Certain tropical diseases are being unjustly ignored in Africa because

funding is so heavily concentrated on the " big three "

diseases—HIV/AIDS, tuberculosis, and malaria—says a new study by

Molyneux and colleagues (PLoS Medicine, doi:

10.1371/journal.pmed.0020336).

The neglected tropical diseases, including schistosomiasis,

onchocerciasis, trachoma, lymphatic filariasis, and the

soil-transmitted helminth infections, are responsible for as many as

500 000 deaths a year. But the international health community gives

priority to the big three.

" Instead of 95% of funding being addressed to the big three, give them

90% and we will be able to do a lot of cost effective treatment with

the extra 5%. We don't need research; we just need funds to sustain

the implementation of control programmes, and we urge policy makers

and donors to rethink policies, and address the neglected diseases, "

said Alan Fenwick, professor of tropical parasitology at Imperial

College, London and one of the co-authors of the paper.

These diseases can be effectively treated with a minimum budget,

estimated at $0.40 (£0.23; {euro}0.33) a year. The proposed rapid

impact package includes four drugs—praziquantel, albendazole,

ivermectin, and azithromycin—with the three last being donated by

multinational pharmaceutical companies, the paper says.

" Compared to a minimum of $200 per person per year to treat HIV/AIDS,

$200 to treat a single episode of tuberculosis and $7-10 to treat a

single episode of malaria, the cost of the package would be

negligible. It is equivalent to the costs of 12 condoms for HIV

prevention and a quarter of the price of an antimalarial bednet, " the

paper says.

Professor Molyneux, director of the Lymphatic Filariasis Support

Centre at the Liverpool School of Tropical Medicine, added, " For the

big three, transmission would still continue at the present rate. For

example, treating three million people until the end of this year as

stated in the `3 by 5' target for HIV would still leave 90% of HIV

infected individuals untreated and actively transmitting. "

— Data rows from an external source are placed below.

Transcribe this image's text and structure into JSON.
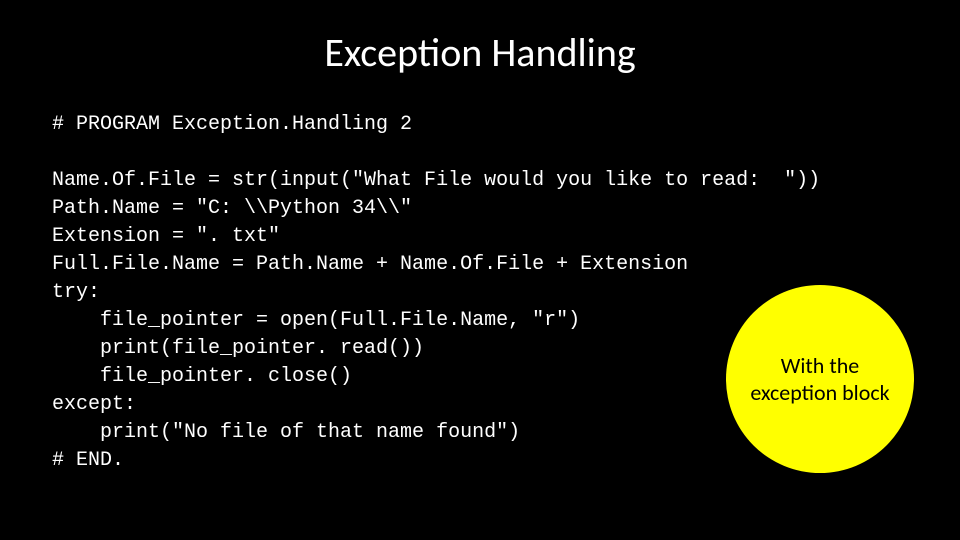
{
  "title": "Exception Handling",
  "code": {
    "line1": "# PROGRAM Exception.Handling 2",
    "line2": "",
    "line3": "Name.Of.File = str(input(\"What File would you like to read:  \"))",
    "line4": "Path.Name = \"C: \\\\Python 34\\\\\"",
    "line5": "Extension = \". txt\"",
    "line6": "Full.File.Name = Path.Name + Name.Of.File + Extension",
    "line7": "try:",
    "line8": "    file_pointer = open(Full.File.Name, \"r\")",
    "line9": "    print(file_pointer. read())",
    "line10": "    file_pointer. close()",
    "line11": "except:",
    "line12": "    print(\"No file of that name found\")",
    "line13": "# END."
  },
  "callout": {
    "text": "With the exception block"
  },
  "colors": {
    "background": "#000000",
    "text": "#ffffff",
    "callout_bg": "#ffff00",
    "callout_text": "#000000"
  }
}
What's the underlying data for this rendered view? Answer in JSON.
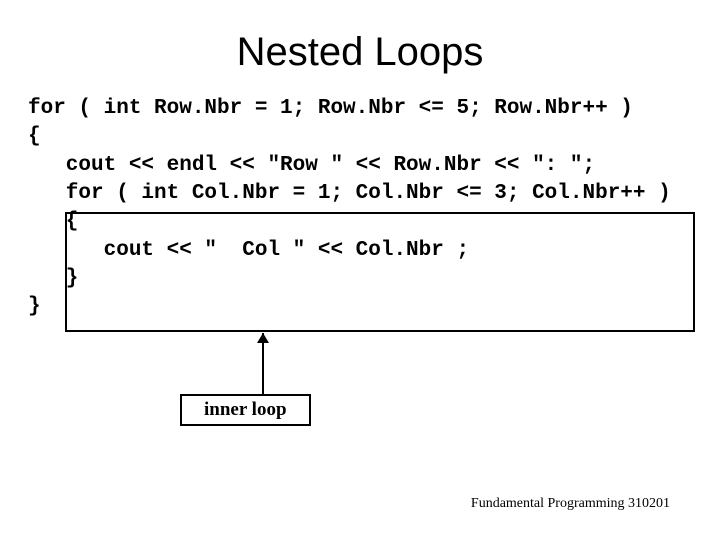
{
  "title": "Nested Loops",
  "code": {
    "l1": "for ( int Row.Nbr = 1; Row.Nbr <= 5; Row.Nbr++ )",
    "l2": "{",
    "l3": "   cout << endl << \"Row \" << Row.Nbr << \": \";",
    "l4": "   for ( int Col.Nbr = 1; Col.Nbr <= 3; Col.Nbr++ )",
    "l5": "   {",
    "l6": "      cout << \"  Col \" << Col.Nbr ;",
    "l7": "   }",
    "l8": "}"
  },
  "label": "inner loop",
  "footer": "Fundamental Programming 310201"
}
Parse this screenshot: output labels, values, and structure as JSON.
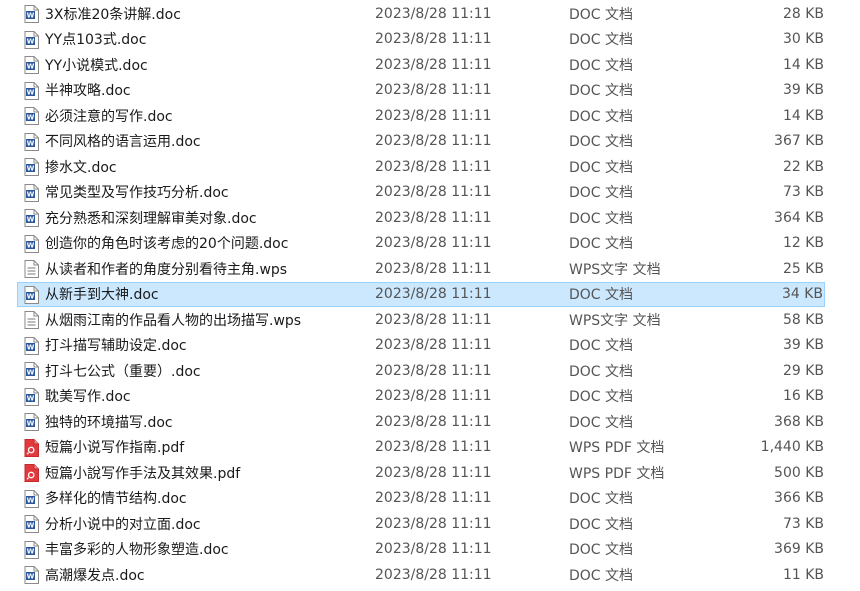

There are currently six public-private partnerships working in Africa

linked to specific neglected tropical diseases, each reaching a large

number of people. " Our plan is to bring all of them together to

complete the job we have started, and reach half a billion people

annually for five years. In doing so, we would take morbidity due to

these diseases out of the burden of disease equation for Africa.

" If donors would just get the funding more evenly balanced, we can put

forward this emergency treatment package through these integrated

programmes, " said Professor Molyneux.

Implementing these goals, however, might be not as simple as it

sounds. " The final costs of an integrated package may need to include

the costs of drug use monitoring and of developing new tools for

neglected disease control. Additional costs must therefore be

considered in order to promote ongoing research and development for

new neglected diseases control tools, " the article says.